La Lune sur Terre peut sembler unique, mais le système solaire héberge des centaines de satellites naturels. La plupart de ces corps gravitent autour de géantes gazeuses, et le dernier ajout, un nombre remarquable de 62 lunes, a été découvert autour de Saturne.
Avec cette découverte, Saturne compte désormais plus de 100 lunes confirmées, une étape annoncée par le Minor Planet Center de l'Union astronomique internationale et rendue possible grâce aux efforts de l'Université de la Colombie-Britannique.

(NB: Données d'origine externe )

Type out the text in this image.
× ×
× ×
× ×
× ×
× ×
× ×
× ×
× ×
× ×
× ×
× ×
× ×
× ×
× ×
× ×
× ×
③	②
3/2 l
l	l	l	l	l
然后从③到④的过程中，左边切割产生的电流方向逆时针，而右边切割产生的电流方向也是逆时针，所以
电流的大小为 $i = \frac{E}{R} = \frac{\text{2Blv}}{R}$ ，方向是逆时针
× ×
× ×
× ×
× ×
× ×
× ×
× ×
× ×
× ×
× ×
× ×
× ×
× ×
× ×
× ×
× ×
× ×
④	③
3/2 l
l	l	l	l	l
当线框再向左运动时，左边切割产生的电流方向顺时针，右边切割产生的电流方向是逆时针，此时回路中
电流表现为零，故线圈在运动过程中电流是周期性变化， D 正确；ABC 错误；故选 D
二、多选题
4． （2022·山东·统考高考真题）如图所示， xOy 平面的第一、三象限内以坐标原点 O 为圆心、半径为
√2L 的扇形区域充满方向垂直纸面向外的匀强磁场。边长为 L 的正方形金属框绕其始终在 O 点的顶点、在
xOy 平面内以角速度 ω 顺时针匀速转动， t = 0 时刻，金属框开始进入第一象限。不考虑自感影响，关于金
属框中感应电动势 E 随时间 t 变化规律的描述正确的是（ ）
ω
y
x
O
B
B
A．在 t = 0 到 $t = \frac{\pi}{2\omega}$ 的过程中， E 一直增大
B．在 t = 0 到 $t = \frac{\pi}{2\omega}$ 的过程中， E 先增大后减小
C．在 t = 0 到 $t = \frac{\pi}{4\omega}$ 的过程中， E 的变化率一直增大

Les lunes varient considérablement en taille, forme et composition. Alors que les plus grands sont visibles à travers une simple paire de jumelles, d'innombrables plus petits et plus faibles échappent à la détection sans techniques sophistiquées.
La première lune connue de Saturne, Titan, a été découverte en 1655. Elle possède une atmosphère dense d’azote et une surface riche en glace et en hydrocarbures liquides. Depuis lors, des dizaines de lunes plus petites et de forme irrégulière ont été cataloguées.
Pendant de nombreuses années, l'équipe de recherche s'est concentrée sur l'observation de Saturne et de ses environs dans l'espoir de découvrir d'autres satellites.
À l'aide du télescope Canada-France-Hawaï, ils ont utilisé une méthode de « décalage et empilement » :les images sont alignées au rythme du mouvement de la lune, puis combinées, amplifiant de faibles signaux qui seraient invisibles avec des expositions uniques.
La collecte de données à long terme était essentielle pour différencier les vrais satellites des comètes éphémères ou des astéroïdes de passage.
Les observations combinées ont révélé 62 nouvelles lunes, portant le total de Saturne à 145 et en faisant la première planète à dépasser les 100 satellites confirmés, dépassant Jupiter, qui en compte actuellement 95.
La plupart des lunes nouvellement découvertes sont classées comme irrégulières, orbitant à de plus grandes distances et avec des trajectoires plus elliptiques que leurs homologues régulières.
Les scientifiques pensent que ces lunes se sont probablement formées à partir de débris de collision, similaires aux origines hypothétiques des lunes de Mars, Phobos et Deimos. De tels événements pourraient expliquer leurs orbites excentriques et leurs formes irrégulières.
"Alors que nous repoussons les limites des télescopes modernes, nous trouvons de plus en plus de preuves qu'une lune de taille moyenne en orbite rétrograde autour de Saturne a été brisée il y a environ 100 millions d'années", a expliqué Brett Gladman, professeur au département de physique et d'astronomie de l'UBC et co-auteur de l'étude.